The years Poe spent at the Amity Street address were significant: he perfected the art of the short story and wrote his only known play, Politian, as well as “Tales of the Folio Club,” which earned him a $50 prize from the Saturday Visitor, a weekly Baltimore magazine. Other short stories included “MS. Found in a Bottle," "Berenice – A Tale,” “The Visionary” and “Hans Pfaall.” During this time he also wrote numerous poems and literary reviews.
When federal urban renewal swept through the Poppleton neighborhood in the late 1930s, threatening the Poe House on Amity Street, it was the Edgar Allan Poe Society of Baltimore that managed to spare it from being demolished in 1941. Since 1972, the Amity Street home has been listed as a National Historic Landmark.
The city closed the house in 2012, saying it would no longer be able to afford the $85,000 yearly budget to keep it open. In the wake of this development, Poe Baltimore was established, aided in its goal of caring for and running the house by a $180,000 city grant to the B&O Museum, which worked with the society to develop an operations plan.
“The house was in pretty good shape structurally,” said Kristen Harbeson, president of Poe Baltimore. “The house is largely original and undamaged. If you look at the house, you'll see a 4-foot addition in the back that was probably done in the early 1940s. The house was never heavily wired, and there is no real plumbing.
“If Poe walked in today, he'd recognize the structure,” Harbeson continued. “We don't have a lot of furniture, and we didn't guess at what would have been there. What we do have are artifacts that belonged to the family. This was the place where Poe really felt at home. And even though he lived such a troubled life psychologically, Amity Street was very important to him, and for us thinking about his history in that house as a writer.”
Initially, one enters a small parlor with a fireplace, and behind this room is a kitchen, also with a fireplace. The low ceilings and walls are probably the original horse-hair plaster, which in the 1830s would certainly have been whitewashed. Several whimsical porcelain dishes that date from 1790 and 1810 and were used by the Allan family are on display in the front parlor.
“The floor[board]s are random width, and the carpet that is on them now would not have been there then,” James Smolinski, director of grants for the B&O Museum and a member of the board of Poe Baltimore, said with a laugh as he showed a visitor to a winding staircase that leads to two bedrooms, one in the front overlooking Amity Street and the other in the rear. The stair is single file all the way and could not accommodate two adults. “Poe probably used the second-floor room and not the one on the third floor,” Smolinski observed.
While the house is spartan in its furnishings as it probably was during Poe’s residency, what is on display is quite impressive.
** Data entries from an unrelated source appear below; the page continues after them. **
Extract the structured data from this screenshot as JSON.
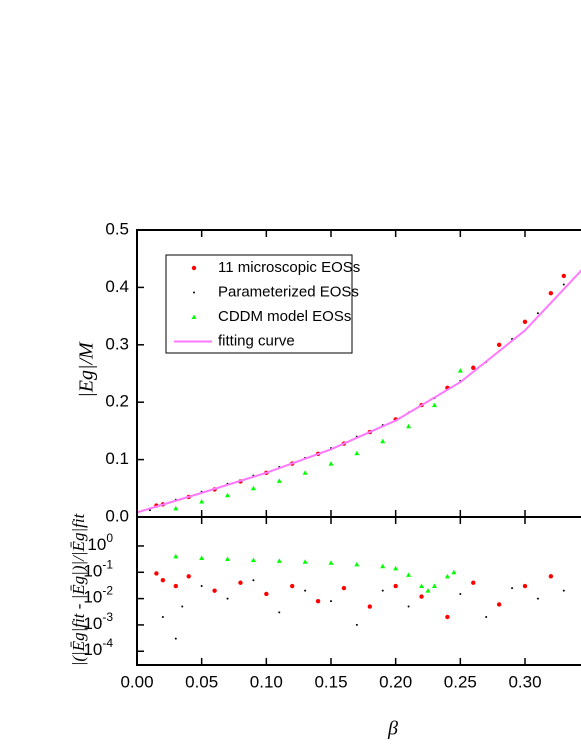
{
  "chart_data": [
    {
      "type": "scatter",
      "ylabel": "|Eg|/M",
      "xlim": [
        0,
        0.35
      ],
      "ylim": [
        0,
        0.5
      ],
      "xticks": [
        {
          "value": 0,
          "label": "0.00"
        },
        {
          "value": 0.05,
          "label": "0.05"
        },
        {
          "value": 0.1,
          "label": "0.10"
        },
        {
          "value": 0.15,
          "label": "0.15"
        },
        {
          "value": 0.2,
          "label": "0.20"
        },
        {
          "value": 0.25,
          "label": "0.25"
        },
        {
          "value": 0.3,
          "label": "0.30"
        }
      ],
      "yticks": [
        {
          "value": 0,
          "label": "0.0"
        },
        {
          "value": 0.1,
          "label": "0.1"
        },
        {
          "value": 0.2,
          "label": "0.2"
        },
        {
          "value": 0.3,
          "label": "0.3"
        },
        {
          "value": 0.4,
          "label": "0.4"
        },
        {
          "value": 0.5,
          "label": "0.5"
        }
      ],
      "legend": "upper left",
      "series": [
        {
          "name": "11 microscopic EOSs",
          "color": "#ff0000",
          "marker": "circle",
          "x": [
            0.015,
            0.02,
            0.04,
            0.06,
            0.08,
            0.1,
            0.12,
            0.14,
            0.16,
            0.18,
            0.2,
            0.22,
            0.24,
            0.26,
            0.28,
            0.3,
            0.32,
            0.33
          ],
          "values": [
            0.02,
            0.022,
            0.035,
            0.048,
            0.062,
            0.077,
            0.093,
            0.11,
            0.128,
            0.148,
            0.17,
            0.195,
            0.225,
            0.26,
            0.3,
            0.34,
            0.39,
            0.42
          ]
        },
        {
          "name": "Parameterized EOSs",
          "color": "#000000",
          "marker": "dot",
          "x": [
            0.01,
            0.03,
            0.05,
            0.07,
            0.09,
            0.11,
            0.13,
            0.15,
            0.17,
            0.19,
            0.21,
            0.23,
            0.25,
            0.27,
            0.29,
            0.31,
            0.33
          ],
          "values": [
            0.012,
            0.03,
            0.044,
            0.058,
            0.072,
            0.087,
            0.103,
            0.12,
            0.14,
            0.16,
            0.182,
            0.207,
            0.237,
            0.27,
            0.31,
            0.355,
            0.405
          ]
        },
        {
          "name": "CDDM model EOSs",
          "color": "#00ff00",
          "marker": "triangle",
          "x": [
            0.03,
            0.05,
            0.07,
            0.09,
            0.11,
            0.13,
            0.15,
            0.17,
            0.19,
            0.21,
            0.23,
            0.25
          ],
          "values": [
            0.015,
            0.027,
            0.038,
            0.05,
            0.063,
            0.077,
            0.093,
            0.111,
            0.132,
            0.158,
            0.195,
            0.255
          ]
        },
        {
          "name": "fitting curve",
          "color": "#ff77ff",
          "marker": "line",
          "x": [
            0,
            0.05,
            0.1,
            0.15,
            0.2,
            0.25,
            0.3,
            0.35
          ],
          "values": [
            0.008,
            0.042,
            0.077,
            0.118,
            0.168,
            0.235,
            0.325,
            0.445
          ]
        }
      ]
    },
    {
      "type": "scatter",
      "ylabel": "|(|Ēg|fit - |Ēg|)|/|Ēg|fit",
      "xlabel": "β",
      "xlim": [
        0,
        0.35
      ],
      "ylim": [
        3e-05,
        12.6
      ],
      "log_y": true,
      "xticks": [
        {
          "value": 0,
          "label": "0.00"
        },
        {
          "value": 0.05,
          "label": "0.05"
        },
        {
          "value": 0.1,
          "label": "0.10"
        },
        {
          "value": 0.15,
          "label": "0.15"
        },
        {
          "value": 0.2,
          "label": "0.20"
        },
        {
          "value": 0.25,
          "label": "0.25"
        },
        {
          "value": 0.3,
          "label": "0.30"
        }
      ],
      "yticks": [
        {
          "value": 0.0001,
          "label": "10",
          "exponent": "-4"
        },
        {
          "value": 0.001,
          "label": "10",
          "exponent": "-3"
        },
        {
          "value": 0.01,
          "label": "10",
          "exponent": "-2"
        },
        {
          "value": 0.1,
          "label": "10",
          "exponent": "-1"
        },
        {
          "value": 1,
          "label": "10",
          "exponent": "0"
        }
      ],
      "series": [
        {
          "color": "#000000",
          "marker": "dot",
          "x": [
            0.02,
            0.03,
            0.035,
            0.05,
            0.07,
            0.09,
            0.11,
            0.13,
            0.15,
            0.17,
            0.19,
            0.21,
            0.23,
            0.25,
            0.27,
            0.29,
            0.31,
            0.33
          ],
          "values": [
            0.002,
            0.0003,
            0.005,
            0.03,
            0.01,
            0.05,
            0.003,
            0.02,
            0.008,
            0.001,
            0.02,
            0.005,
            0.03,
            0.015,
            0.002,
            0.025,
            0.01,
            0.02
          ]
        },
        {
          "color": "#ff0000",
          "marker": "circle",
          "x": [
            0.015,
            0.02,
            0.03,
            0.04,
            0.06,
            0.08,
            0.1,
            0.12,
            0.14,
            0.16,
            0.18,
            0.2,
            0.22,
            0.24,
            0.26,
            0.28,
            0.3,
            0.32
          ],
          "values": [
            0.09,
            0.05,
            0.03,
            0.07,
            0.02,
            0.04,
            0.015,
            0.03,
            0.008,
            0.025,
            0.005,
            0.03,
            0.012,
            0.002,
            0.04,
            0.006,
            0.03,
            0.07
          ]
        },
        {
          "color": "#00ff00",
          "marker": "triangle",
          "x": [
            0.03,
            0.05,
            0.07,
            0.09,
            0.11,
            0.13,
            0.15,
            0.17,
            0.19,
            0.2,
            0.21,
            0.22,
            0.225,
            0.23,
            0.24,
            0.245
          ],
          "values": [
            0.4,
            0.35,
            0.32,
            0.29,
            0.27,
            0.25,
            0.23,
            0.2,
            0.17,
            0.14,
            0.08,
            0.03,
            0.02,
            0.03,
            0.07,
            0.1
          ]
        }
      ]
    }
  ]
}
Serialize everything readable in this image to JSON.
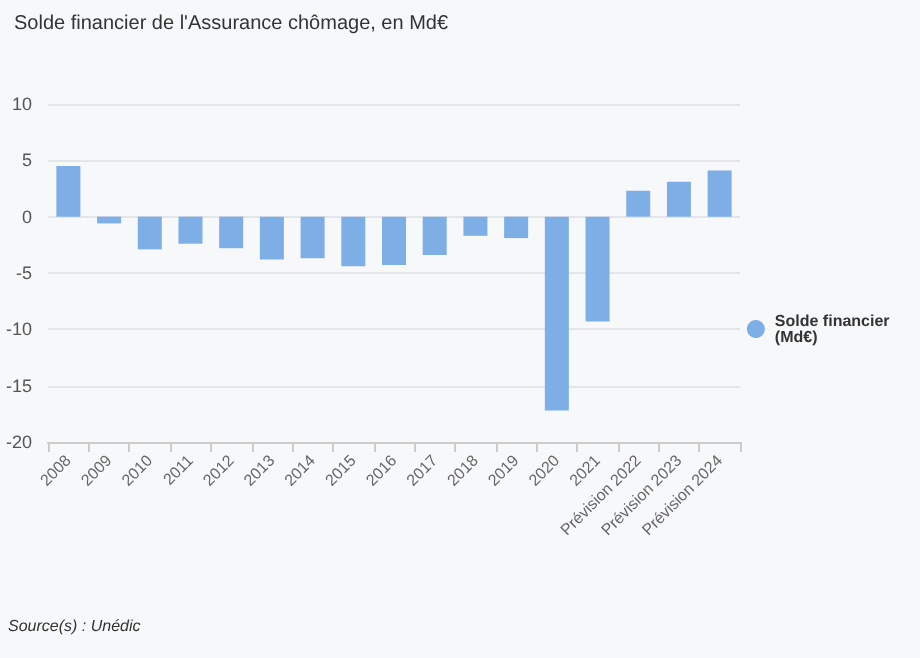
{
  "chart_data": {
    "type": "bar",
    "title": "Solde financier de l'Assurance chômage, en Md€",
    "categories": [
      "2008",
      "2009",
      "2010",
      "2011",
      "2012",
      "2013",
      "2014",
      "2015",
      "2016",
      "2017",
      "2018",
      "2019",
      "2020",
      "2021",
      "Prévision 2022",
      "Prévision 2023",
      "Prévision 2024"
    ],
    "series": [
      {
        "name": "Solde financier (Md€)",
        "color": "#7eaee6",
        "values": [
          4.5,
          -0.6,
          -2.9,
          -2.4,
          -2.8,
          -3.8,
          -3.7,
          -4.4,
          -4.3,
          -3.4,
          -1.7,
          -1.9,
          -17.2,
          -9.3,
          2.3,
          3.1,
          4.1
        ]
      }
    ],
    "ylim": [
      -20,
      10
    ],
    "yticks": [
      -20,
      -15,
      -10,
      -5,
      0,
      5,
      10
    ],
    "grid": "y",
    "legend": "right",
    "annotations": [
      "Source(s) : Unédic"
    ]
  }
}
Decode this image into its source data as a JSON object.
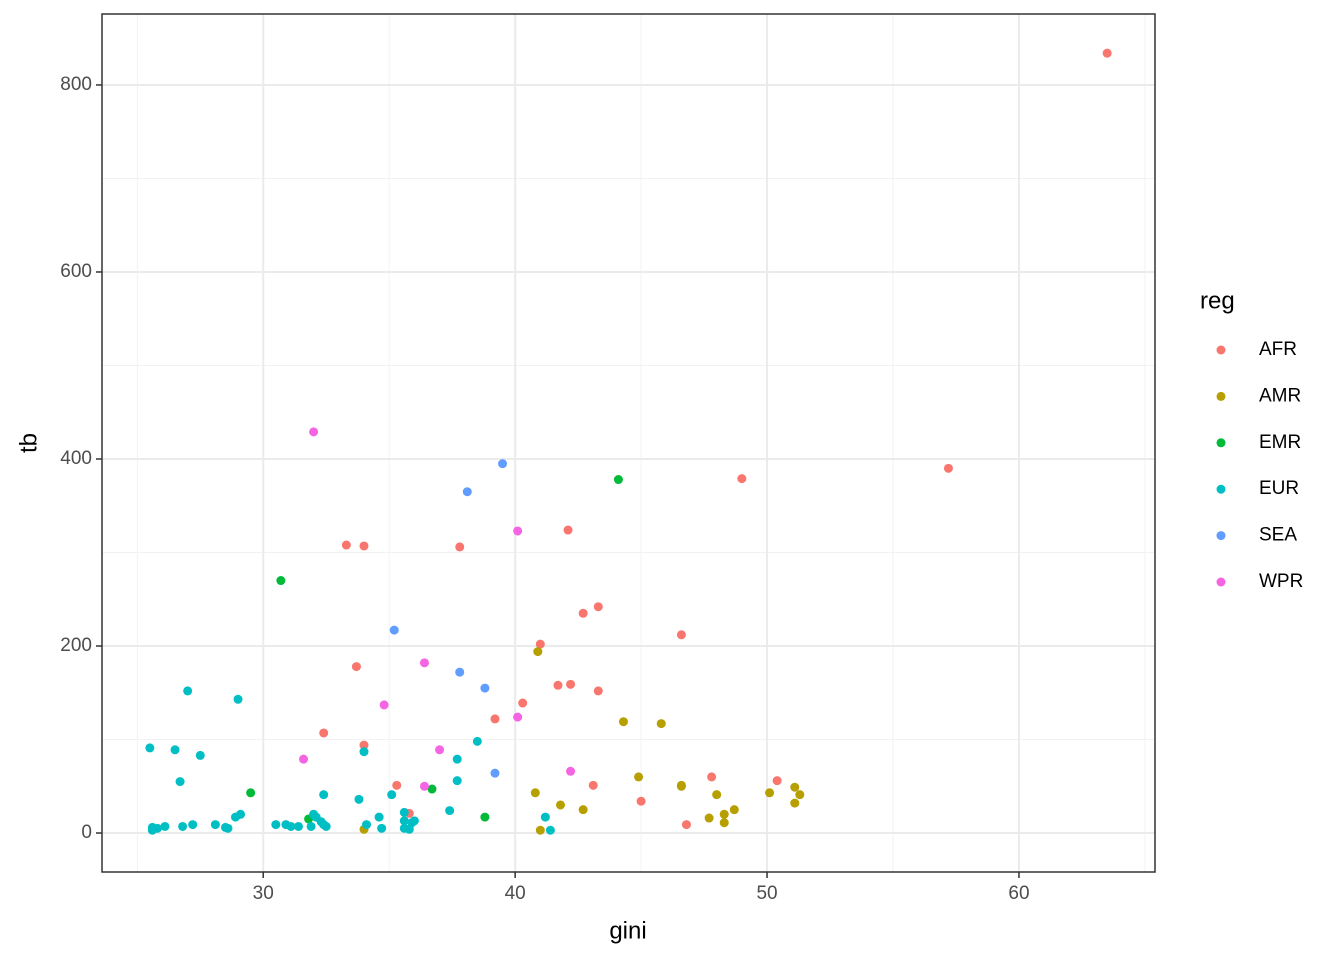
{
  "chart_data": {
    "type": "scatter",
    "x_label": "gini",
    "y_label": "tb",
    "legend_title": "reg",
    "legend": "right",
    "grid": true,
    "xlim": [
      23.6,
      65.4
    ],
    "ylim": [
      -41.7,
      875.9
    ],
    "xticks": [
      30,
      40,
      50,
      60
    ],
    "yticks": [
      0,
      200,
      400,
      600,
      800
    ],
    "xminor": [
      25,
      35,
      45,
      55,
      65
    ],
    "yminor": [
      100,
      300,
      500,
      700
    ],
    "series": [
      {
        "name": "AFR",
        "color": "#F8766D",
        "x": [
          63.5,
          57.2,
          49.0,
          42.1,
          33.3,
          34.0,
          37.8,
          43.3,
          42.7,
          46.6,
          41.0,
          33.7,
          41.7,
          42.2,
          43.3,
          40.3,
          39.2,
          32.4,
          34.0,
          47.8,
          50.4,
          35.3,
          43.1,
          35.8,
          45.0,
          46.8
        ],
        "values": [
          834,
          390,
          379,
          324,
          308,
          307,
          306,
          242,
          235,
          212,
          202,
          178,
          158,
          159,
          152,
          139,
          122,
          107,
          94,
          60,
          56,
          51,
          51,
          21,
          34,
          9
        ]
      },
      {
        "name": "AMR",
        "color": "#B79F00",
        "x": [
          40.9,
          44.3,
          45.8,
          44.9,
          46.6,
          46.6,
          40.8,
          48.0,
          50.1,
          51.1,
          51.3,
          51.1,
          41.8,
          42.7,
          48.7,
          47.7,
          48.3,
          48.3,
          34.0,
          41.0
        ],
        "values": [
          194,
          119,
          117,
          60,
          51,
          50,
          43,
          41,
          43,
          49,
          41,
          32,
          30,
          25,
          25,
          16,
          20,
          11,
          4,
          3
        ]
      },
      {
        "name": "EMR",
        "color": "#00BA38",
        "x": [
          44.1,
          30.7,
          29.5,
          36.7,
          31.8,
          38.8
        ],
        "values": [
          378,
          270,
          43,
          47,
          15,
          17
        ]
      },
      {
        "name": "EUR",
        "color": "#00BFC4",
        "x": [
          27.0,
          29.0,
          25.5,
          26.5,
          27.5,
          26.7,
          37.7,
          38.5,
          34.0,
          37.7,
          32.4,
          33.8,
          35.1,
          37.4,
          29.1,
          28.9,
          32.0,
          32.1,
          32.3,
          35.6,
          35.6,
          35.9,
          36.0,
          34.6,
          34.1,
          41.2,
          30.5,
          30.9,
          31.1,
          31.4,
          31.9,
          32.4,
          32.5,
          28.1,
          28.5,
          28.6,
          27.2,
          26.8,
          25.6,
          25.6,
          25.8,
          26.1,
          34.7,
          35.6,
          35.8,
          41.4
        ],
        "values": [
          152,
          143,
          91,
          89,
          83,
          55,
          79,
          98,
          87,
          56,
          41,
          36,
          41,
          24,
          20,
          17,
          20,
          17,
          12,
          22,
          13,
          11,
          13,
          17,
          9,
          17,
          9,
          9,
          7,
          7,
          7,
          9,
          7,
          9,
          6,
          5,
          9,
          7,
          6,
          3,
          5,
          7,
          5,
          5,
          4,
          3
        ]
      },
      {
        "name": "SEA",
        "color": "#619CFF",
        "x": [
          39.5,
          38.1,
          35.2,
          37.8,
          38.8,
          39.2
        ],
        "values": [
          395,
          365,
          217,
          172,
          155,
          64
        ]
      },
      {
        "name": "WPR",
        "color": "#F564E3",
        "x": [
          32.0,
          40.1,
          36.4,
          34.8,
          40.1,
          37.0,
          31.6,
          42.2,
          36.4
        ],
        "values": [
          429,
          323,
          182,
          137,
          124,
          89,
          79,
          66,
          50
        ]
      }
    ]
  }
}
A bow-back Windsor chair from 1800, which came from his uncle, was one that Poe could have routinely used, and he would have scanned the heavens through a 1790 telescope from an English maker. “It was his foster father John Allan’s telescope, and Poe was fascinated by science,” Harbeson added. “My favorite artifact is his traveling writing desk that he probably used at the University of Virginia.” Poe was a student at Virginia in 1826.
The desk, which is English and dates to 1825, is made of cherry, poplar, brass and felt. “This traveling writing desk is a treasure,” Smolinski insisted. “I don’t know how you could get any closer to the source.”
As Smolinski prepared to lock up the house, he advised his visitor he had never spent a night in the house and felt uneasy being alone there. “After a film crew left one day, I was in here all alone, and I can tell you it creaks,” he said.